How to Protect Your Clients from Estimated Tax Penalties

As a professional tax preparer, you understand that estimated tax penalties can be a headache for both you and your clients. In this article, we’ll cover the ins and outs of estimated tax penalties and most importantly, strategies to protect your clients from underpayment penalties. 

What is an estimated tax penalty? 

Estimated tax penalties are fees imposed on taxpayers for underpayment throughout the year. Since traditional W-2 employees usually have taxes automatically withheld from their paychecks, they do not need to make estimated tax payments unless they have other sources of income not subject to withholding. Instead, these penalties typically affect self-employed individuals, small business owners, and anyone with significant income from sources like interest, dividends, alimony, or capital gains. 

How much is the penalty for not paying estimated taxes? 

The estimated tax penalty is calculated based on the amount that was underpaid, when the payment was due, and the current interest rates set by the IRS. The IRS sets the interest rate every quarter, and as of 2023, the rate is 7% for Q1 – Q3, and 8% for Q4. Interest rates compound daily for late payments, so if your client misses a payment deadline, it’s essential that they pay the amount in full as soon as possible to minimize the penalty. 

Four strategies to protect your clients from estimated tax penalties 

Accurate record keeping 

You can’t calculate estimated tax payments without first knowing your client’s income. Encourage your clients to maintain accurate records of all their income and expenses throughout the year. If you offer bookkeeping or financial planning services, this is a great opportunity to pitch these services to your clients.  

Regular estimations 

Based on your client’s records, you can calculate their estimated withholding percentage using the Estimates Calculator included in your TaxSlayer Pro software. This can prevent underpayment and, in turn, estimated tax penalties.  

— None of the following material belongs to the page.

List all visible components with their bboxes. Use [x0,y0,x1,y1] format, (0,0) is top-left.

Note that the Estimates Calculator does not account for the Qualified Business Income Deduction (QBID). If your client qualifies for this deduction, you’ll need to calculate it separately and deduct the amount from their estimated tax payments. 

Take advantage of safe harbor rules 

Calculating estimated tax payments can be tricky, so fortunately the IRS offers safe harbor rules that protect taxpayers from estimated tax penalties. Even if your client has not paid their full tax liability through their quarterly tax payments, they will usually not be penalized if: 

  • They paid at least 90% of their tax liability 
  • They paid more than or equal to 100% of the previous year’s tax liability 
  • They owe less than $1,000 in taxes 

Make quarterly estimated payments 

With your client’s estimated tax payments calculated, the last step is to submit payments to the IRS each quarter. Payment due dates for Q1-Q4 are typically April 15, June 15, September 15, and January 15 of the following year, respectively.  

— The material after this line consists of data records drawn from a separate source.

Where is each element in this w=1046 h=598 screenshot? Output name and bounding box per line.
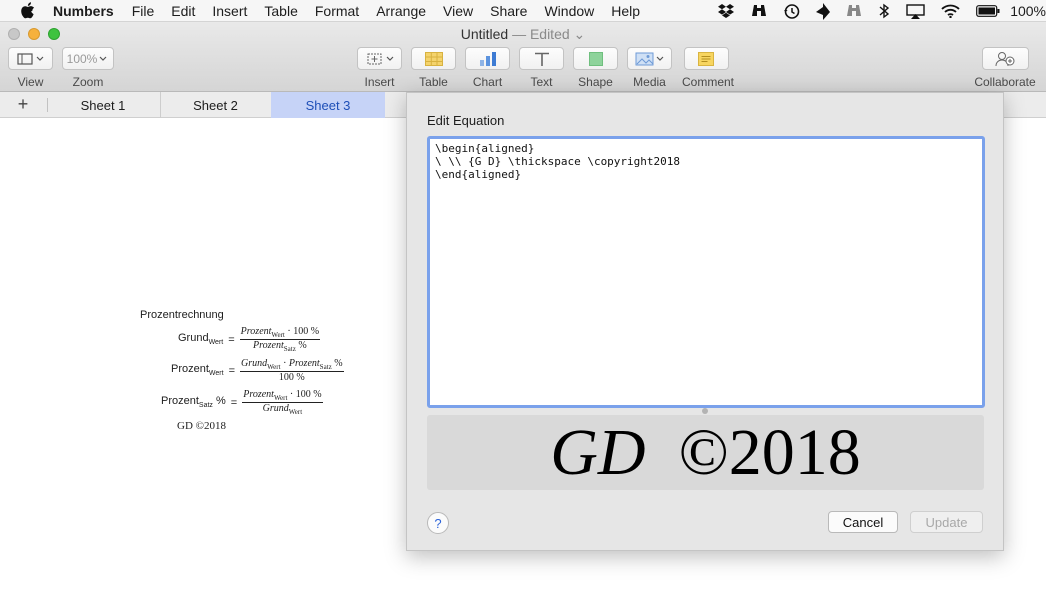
menu-arrange[interactable]: Arrange [376, 3, 426, 19]
battery-icon[interactable] [976, 5, 1000, 17]
user-binoculars-icon[interactable] [846, 3, 862, 19]
apple-icon[interactable] [20, 2, 37, 19]
menu-bar: Numbers File Edit Insert Table Format Ar… [0, 0, 1046, 22]
dropbox-icon[interactable] [717, 3, 735, 19]
menu-share[interactable]: Share [490, 3, 527, 19]
chart-button[interactable] [465, 47, 510, 70]
signature-equation[interactable]: GD ©2018 [177, 420, 226, 432]
comment-label: Comment [682, 75, 735, 89]
media-control: Media [627, 47, 672, 89]
binoculars-icon[interactable] [751, 3, 767, 19]
chevron-down-icon [99, 56, 107, 61]
menu-table[interactable]: Table [264, 3, 297, 19]
dialog-title: Edit Equation [427, 113, 505, 128]
menu-insert[interactable]: Insert [212, 3, 247, 19]
media-button[interactable] [627, 47, 672, 70]
sidebar-icon [16, 52, 43, 65]
comment-control: Comment [682, 47, 735, 89]
text-button[interactable] [519, 47, 564, 70]
view-label: View [17, 75, 44, 89]
eq2-fraction: GrundWert · ProzentSatz % 100 % [240, 358, 344, 383]
cancel-button[interactable]: Cancel [828, 511, 898, 533]
time-machine-icon[interactable] [783, 3, 800, 20]
shape-control: Shape [573, 47, 618, 89]
wifi-icon[interactable] [941, 4, 960, 18]
table-label: Table [419, 75, 448, 89]
status-area: 100% [701, 0, 1046, 22]
chevron-down-icon: ⌄ [573, 26, 586, 42]
tab-sheet-3[interactable]: Sheet 3 [271, 92, 385, 118]
eq3-fraction: ProzentWert · 100 % GrundWert [242, 389, 323, 416]
insert-button[interactable] [357, 47, 402, 70]
tab-sheet-2[interactable]: Sheet 2 [160, 92, 270, 118]
equation-preview: GD ©2018 [427, 415, 984, 490]
zoom-value: 100% [66, 51, 98, 66]
media-label: Media [633, 75, 666, 89]
tab-sheet-1[interactable]: Sheet 1 [48, 92, 158, 118]
equation-prozentwert[interactable]: ProzentWert = GrundWert · ProzentSatz % … [171, 358, 344, 383]
menu-edit[interactable]: Edit [171, 3, 195, 19]
view-control: View [8, 47, 53, 89]
eq3-lhs: ProzentSatz % [161, 395, 226, 410]
chart-icon [479, 51, 496, 66]
equals-sign: = [230, 396, 238, 409]
table-button[interactable] [411, 47, 456, 70]
insert-label: Insert [364, 75, 395, 89]
text-control: Text [519, 47, 564, 89]
menu-file[interactable]: File [132, 3, 155, 19]
menu-help[interactable]: Help [611, 3, 640, 19]
document-name: Untitled [460, 26, 509, 42]
menu-view[interactable]: View [443, 3, 473, 19]
equals-sign: = [228, 364, 236, 377]
text-label: Text [530, 75, 553, 89]
text-icon [534, 52, 549, 66]
zoom-label: Zoom [72, 75, 104, 89]
chart-control: Chart [465, 47, 510, 89]
eq2-lhs: ProzentWert [171, 363, 224, 378]
zoom-control: 100% Zoom [62, 47, 114, 89]
insert-control: Insert [357, 47, 402, 89]
edit-equation-dialog: Edit Equation \begin{aligned} \ \\ {G D}… [406, 92, 1004, 551]
media-icon [635, 52, 663, 65]
shape-label: Shape [578, 75, 613, 89]
shape-button[interactable] [573, 47, 618, 70]
airplay-icon[interactable] [906, 3, 925, 19]
add-sheet-button[interactable]: + [14, 95, 32, 114]
bluetooth-icon[interactable] [878, 3, 890, 19]
resize-handle[interactable] [702, 408, 708, 414]
menu-format[interactable]: Format [315, 3, 359, 19]
collaborate-control: Collaborate [974, 47, 1036, 89]
zoom-select[interactable]: 100% [62, 47, 114, 70]
insert-icon [367, 53, 393, 64]
comment-icon [698, 51, 714, 66]
battery-percent: 100% [1010, 3, 1046, 19]
table-control: Table [411, 47, 456, 89]
dashlane-icon[interactable] [816, 2, 831, 20]
eq1-lhs: GrundWert [178, 332, 224, 347]
collaborate-button[interactable] [981, 47, 1029, 70]
chart-label: Chart [472, 75, 503, 89]
equation-prozentsatz[interactable]: ProzentSatz % = ProzentWert · 100 % Grun… [161, 389, 323, 416]
equation-grund[interactable]: GrundWert = ProzentWert · 100 % ProzentS… [178, 326, 321, 353]
eq1-fraction: ProzentWert · 100 % ProzentSatz % [239, 326, 321, 353]
shape-icon [588, 51, 603, 66]
document-title[interactable]: Untitled — Edited ⌄ [0, 26, 1046, 43]
view-button[interactable] [8, 47, 53, 70]
help-button[interactable]: ? [427, 512, 449, 534]
collaborate-label: Collaborate [974, 75, 1036, 89]
equals-sign: = [228, 333, 235, 346]
app-menu[interactable]: Numbers [53, 3, 114, 19]
preview-render: GD ©2018 [550, 415, 861, 489]
canvas-title[interactable]: Prozentrechnung [140, 309, 224, 321]
toolbar: Untitled — Edited ⌄ View 100% Zoom Inser… [0, 22, 1046, 92]
edited-status: — Edited [512, 26, 570, 42]
menu-window[interactable]: Window [544, 3, 594, 19]
update-button[interactable]: Update [910, 511, 983, 533]
table-icon [424, 51, 443, 66]
latex-input[interactable]: \begin{aligned} \ \\ {G D} \thickspace \… [427, 136, 985, 408]
comment-button[interactable] [683, 47, 729, 70]
collaborate-icon [995, 51, 1015, 66]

While the IRS still accepts payments by mail, the IRS encourages all individuals and businesses to use the Electronic Federal Tax Payment System (EFTPS) to pay quarterly taxes.  

How to dispute a penalty 

Despite your best efforts, your client might still face an estimated tax penalty. In such cases, you can guide them through the process of attempting to remove, reduce, or dispute the penalty. If they have a valid reason for the underpayment, such as significant financial hardship or natural disasters, they can file IRS Form 2210, Underpayment of Estimated Tax by Individuals, Estates, and Trusts. For clients whose income varies throughout the year, you can file Form 2210, Schedule AI, Annualized Income Installment Method.   

If the underpayment was a result of incorrect written advice directly from the IRS, you can help your client dispute the penalty altogether by sending in a letter explaining why the advice was incorrect and how it contributed to the underpayment.  

How to avoid a penalty 

The best way to avoid a penalty for the underpayment of estimated taxes is to plan ahead, keep accurate records of income and expenses, and make estimated tax payments each quarter before the due date. When in doubt, take advantage of the safe harbor rules mentioned above and make sure that your client has paid at least 100%  (or 110% for some high-income clients) of the previous year’s tax liability to avoid a penalty.  

If your client’s tax situation is complex, encourage your clients to stay up to take advantage of bookkeeping or accounting services that will help them stay organized and maintain accurate records. 

Conclusion 

Estimated tax penalties are entirely avoidable with careful planning and accurate record-keeping. As a professional tax preparer, you can demystify estimated tax payments for your clients and help them protect their hard-earned money from IRS penalties and interest.